Разумеется, даром нам это не прошло. Раз позвал меня патрон и сказал: «Плохо дело, Александр Иваныч. На цугундер нас с вами. Вот вам паспорт, я себе уже достал – и айда. Лучше Париж, чем тундры севера-с». Я не был особенно удивлен, но все же это было неожиданно. «Мешкать вам не советую, как-нибудь проживем и в Париже». Он прибавил, что нас арестуют не сегодня завтра. Я отправился домой, и решили мы с Анетой так, что я провожу ее с Лизочкой в Смоленск, к сестре, а сам, не останавливаясь, махну в Париж. Она же приедет через месяц – ей почему-то не хотелось уезжать сразу.
Пятого апреля мы тронулись, с Брестского вокзала. Анета внешне была спокойна, но волновалась, я чувствовал. На меня тоже нашло раздумье. Поезд шел мимо Ваганькова, мимо скачек, потом медленно пополз к Кунцеву среди широких, развернувшихся равнин. В Москве блестели кое-где стекла, талый снег синел по овражкам, а над Воробьевыми горами голубело небо чистое – такое милое и далекое весенним вечером! Я думал о том, что ведь это мой город и моя страна. Увижу ли я когда-нибудь эти равнины, осинки и березы, полуварварскую Москву, полуварварский свой народ? Я, сам потомок скифов? Но, ведь, к этой стране, к этому народу я прирос крепко; нечего стесняться, я люблю его любовью неистребимой, как любил своих стариков, чьи кости остались в этой земле. Может быть, это глупо, но мне захотелось вдруг увезти с собой горсточку этого бедного суглинка.
Мы проехали благополучно.
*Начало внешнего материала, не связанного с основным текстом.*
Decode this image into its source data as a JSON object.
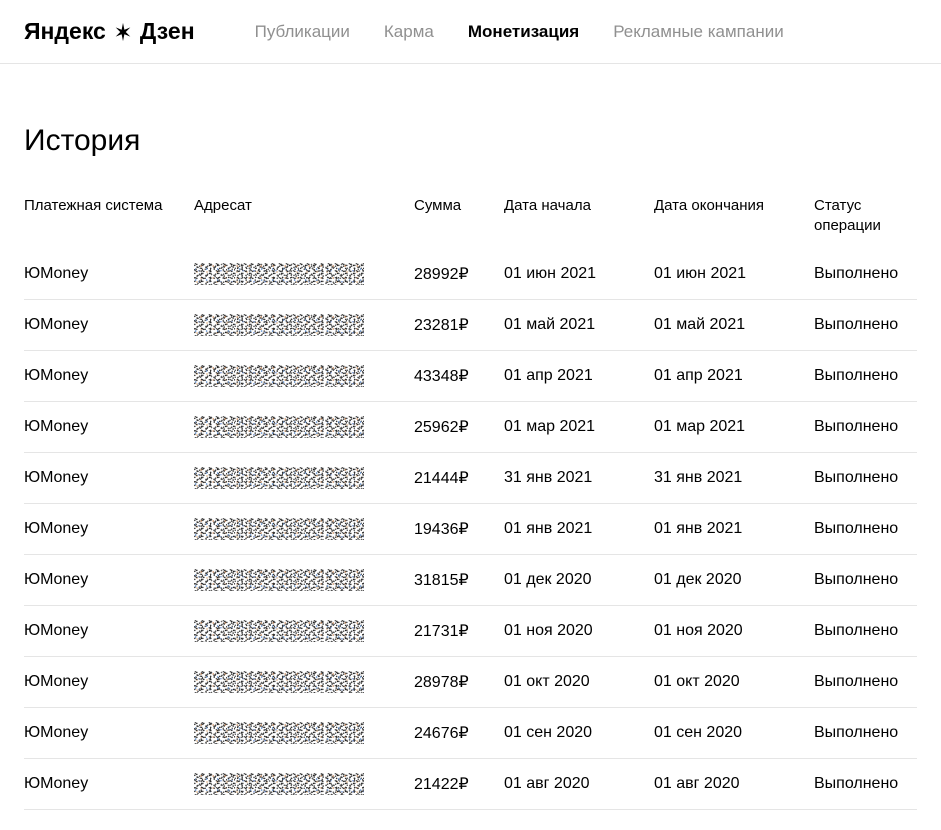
{
  "header": {
    "logo_prefix": "Яндекс",
    "logo_suffix": "Дзен",
    "nav": [
      {
        "label": "Публикации",
        "active": false
      },
      {
        "label": "Карма",
        "active": false
      },
      {
        "label": "Монетизация",
        "active": true
      },
      {
        "label": "Рекламные кампании",
        "active": false
      }
    ]
  },
  "page": {
    "title": "История"
  },
  "table": {
    "columns": {
      "payment_system": "Платежная система",
      "recipient": "Адресат",
      "amount": "Сумма",
      "start_date": "Дата начала",
      "end_date": "Дата окончания",
      "status": "Статус операции"
    },
    "currency_symbol": "₽",
    "rows": [
      {
        "payment_system": "ЮMoney",
        "amount": "28992",
        "start_date": "01 июн 2021",
        "end_date": "01 июн 2021",
        "status": "Выполнено"
      },
      {
        "payment_system": "ЮMoney",
        "amount": "23281",
        "start_date": "01 май 2021",
        "end_date": "01 май 2021",
        "status": "Выполнено"
      },
      {
        "payment_system": "ЮMoney",
        "amount": "43348",
        "start_date": "01 апр 2021",
        "end_date": "01 апр 2021",
        "status": "Выполнено"
      },
      {
        "payment_system": "ЮMoney",
        "amount": "25962",
        "start_date": "01 мар 2021",
        "end_date": "01 мар 2021",
        "status": "Выполнено"
      },
      {
        "payment_system": "ЮMoney",
        "amount": "21444",
        "start_date": "31 янв 2021",
        "end_date": "31 янв 2021",
        "status": "Выполнено"
      },
      {
        "payment_system": "ЮMoney",
        "amount": "19436",
        "start_date": "01 янв 2021",
        "end_date": "01 янв 2021",
        "status": "Выполнено"
      },
      {
        "payment_system": "ЮMoney",
        "amount": "31815",
        "start_date": "01 дек 2020",
        "end_date": "01 дек 2020",
        "status": "Выполнено"
      },
      {
        "payment_system": "ЮMoney",
        "amount": "21731",
        "start_date": "01 ноя 2020",
        "end_date": "01 ноя 2020",
        "status": "Выполнено"
      },
      {
        "payment_system": "ЮMoney",
        "amount": "28978",
        "start_date": "01 окт 2020",
        "end_date": "01 окт 2020",
        "status": "Выполнено"
      },
      {
        "payment_system": "ЮMoney",
        "amount": "24676",
        "start_date": "01 сен 2020",
        "end_date": "01 сен 2020",
        "status": "Выполнено"
      },
      {
        "payment_system": "ЮMoney",
        "amount": "21422",
        "start_date": "01 авг 2020",
        "end_date": "01 авг 2020",
        "status": "Выполнено"
      }
    ]
  },
  "styles": {
    "background_color": "#ffffff",
    "text_color": "#000000",
    "nav_inactive_color": "#909090",
    "border_color": "#e5e5e5"
  }
}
Я сдал Анету сестре, а сам отправился далее. Остановился я в первый раз в Кельне, и переночевал там, так как очень устал. Все понравилось мне в этом городе: и узкие улицы, и старина, и собор, равного которому я никогда не видал, и ресторан с витражами, где я пил рейнвейн, и сам Рейн. В старонемецких городах вспоминаешь охотно Тургенева, Асю, может быть, Гейне.
Помню, вечером я сидел у себя на балконе. По Рейну бежали огоньки – пароходики; под гигантским мостом он гудел глухо и внушительно. Вода лилась под его черные быки, как в вечность, и такой же представилась мне наша жизнь, в частности моя, направленная чьей-то мошной рукой по новому руслу – и неизвестно куда мчащаяся. Здесь, среди древнего города, в одиночестве, я мог яснее, как мне казалось, оценить ее и сказать о ней слово. Было ли хорошо, или плохо, что мое существование меняется? Я не знал. Но одно мне чувствовалось: если бы не пришла революция, новое и жуткое, что было в ней, я скоро стал бы задыхаться в своей благоустроенной клетке. Так что, может быть, и хорошо, что в Париже меня ждет беспокойная жизнь, полная тревог, неожиданностей, тягостей. Что же, я буду политическим эмигрантом? Про себя я улыбнулся. Хорошо, я люблю свою страну, ее свободу, но политик ли я? Что я: член партии, орудие центральных комитетов, демагог? Но, ведь, это до смешного не так. «Что же там будет? – думал я. – Чем я буду жить?» Я так ничего и не надумал, а той теплой весенней ночью снова бродил по Кельну, слушал его смутный гул, вдыхал запахи – смесь легкой сигары с овощами, или свежей листвы на бульварах, видел, как дробятся звезды в бледном Рейне и собор темнеет.
Так, ни до чего не додумавшись, я уехал на другой день в Париж – к тому новому, чего никак не представлял себе заранее. Париж просто казался мне туманным гигантом, несколько жутким.
Но жуткого в нем ничего не оказалось. Явилась Анета; под ее руководством все сразу приняло нормальное течение, только на заграничный манер.
Анета устроила нас в улице Vavin, близ Люксембурга. Мы сняли небольшую квартиру, разумеется, с камином и часами на нем, с огромной кроватью в спальне, с жалюзи, узкой винтовой лестницей и Альфонсиной, которая смотрела на нас сверху вниз. Но Анета быстро прибрала ее к рукам, и быт наш, к великому удивлению прислуги, да и моему также, принял сразу французский характер: за завтраком пили плохонькое вино, ели овощи и кусочек gjgot de mouton[36]
; вовремя обедали, ходили в кафе, не пили даже почти чая, и только иногда земляки приходили и смущали Альфонсину: я же с ними не сошелся.Я, ведь, оказался в Париже в виде политического изгнанника. Как в Москве некогда у нас бывали либералы, так теперь появились эс-эры, эс-де и синдикалисты, последнее слово революционной техники.